My plan for today was to post about the new Nick Heller novel: House on Fire by Joseph Finder. But one thing led to another, and . . . well, that just didn’t happen (and I’m not sure when it will). Instead, I’ll be revisiting my posts about the first three in this thriller series. The next two will follow soon.
by Joseph Finder
Series: Nick Heller, #1
Hardcover, 384 pg.
St. Martin’s Press, 2009
Read: April 7 – 8, 2015
I lost sleep over this one. Literally. I had to force myself to put this thing down so I could get a little shut-eye. Which wasn’t easy. After about 70 pages or so, I realized two things very clearly: I was hooked on this book and was going to have to get the next one in the series very soon. Neither feeling went away.
Last year, when I read FaceOff, the Jack Reacher/Nick Heller story was probably my favorite, so when I found myself wandering the library last week, with every thing on my “to get list” unavailable, I figured I’d finally give a full-length Heller story a try. Clearly, one of the better moves I’ve made.
Nick Heller is former Army Special Ops, turned corporate espionage hotshot. His estranged brother, Roger, is abducted (at best) leaving an injured wife behind. His nephew, Gabe, freaks out and calls his uncle for help, not willing to trust the police. So Nick, with “a very particular set of skills,” starts looking for his brother.
Heller’s similar to Reacher, but has more of a cerebral approach to things.
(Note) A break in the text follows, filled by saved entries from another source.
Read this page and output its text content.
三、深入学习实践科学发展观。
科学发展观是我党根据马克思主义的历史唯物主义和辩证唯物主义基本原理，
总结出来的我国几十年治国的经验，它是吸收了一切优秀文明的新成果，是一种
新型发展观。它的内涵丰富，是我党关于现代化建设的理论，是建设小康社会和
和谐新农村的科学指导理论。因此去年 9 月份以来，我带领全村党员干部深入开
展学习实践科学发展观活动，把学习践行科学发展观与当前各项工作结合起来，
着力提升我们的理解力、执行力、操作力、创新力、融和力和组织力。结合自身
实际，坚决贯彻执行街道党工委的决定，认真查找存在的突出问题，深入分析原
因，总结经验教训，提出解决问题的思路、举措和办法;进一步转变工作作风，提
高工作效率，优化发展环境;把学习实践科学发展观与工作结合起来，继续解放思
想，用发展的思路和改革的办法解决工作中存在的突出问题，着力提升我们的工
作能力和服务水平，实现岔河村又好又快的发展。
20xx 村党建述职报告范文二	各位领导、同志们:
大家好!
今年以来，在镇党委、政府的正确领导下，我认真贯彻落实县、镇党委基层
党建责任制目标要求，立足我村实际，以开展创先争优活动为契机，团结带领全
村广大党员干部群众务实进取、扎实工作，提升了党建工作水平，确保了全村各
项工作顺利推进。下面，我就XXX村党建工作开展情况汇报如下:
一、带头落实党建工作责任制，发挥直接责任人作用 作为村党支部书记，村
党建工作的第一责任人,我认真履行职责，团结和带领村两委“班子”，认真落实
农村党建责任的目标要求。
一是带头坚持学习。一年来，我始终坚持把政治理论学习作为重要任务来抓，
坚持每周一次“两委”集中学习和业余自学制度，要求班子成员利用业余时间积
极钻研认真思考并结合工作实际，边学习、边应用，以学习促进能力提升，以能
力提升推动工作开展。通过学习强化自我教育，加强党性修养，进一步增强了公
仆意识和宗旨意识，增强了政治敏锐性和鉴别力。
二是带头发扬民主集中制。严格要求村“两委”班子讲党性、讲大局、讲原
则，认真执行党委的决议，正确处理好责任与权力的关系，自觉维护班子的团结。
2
I’m not sure that’s necessarily fair, maybe it’s that he takes a less direct approach to Reacher’s bull in a china shop approach. That’s not quite it, either. There’s something similar, yet very distinctive about their approaches. It’s more than just the fact that Heller has money and resources (and friends and family . . . ), while Reacher has a fresh set of clothes, a new toothbrush and whatever weapon he can take off a foe. Heller definitely has a better sense of humor — and a cell phone, maybe that’s it.
Heller definitely has to work — suffers some real investigative setbacks, is flat-out wrong on several fronts, blunders a bit, and has to go through some real emotional hardship. Making him human enough to really engage the reader (in a way that Reacher never can — not that I want to keep comparing the two).
Well paced, intelligent, some cool spycraft, some good fight scenes and a lot less gunplay than you’d expect — this is a thriller well worth your time.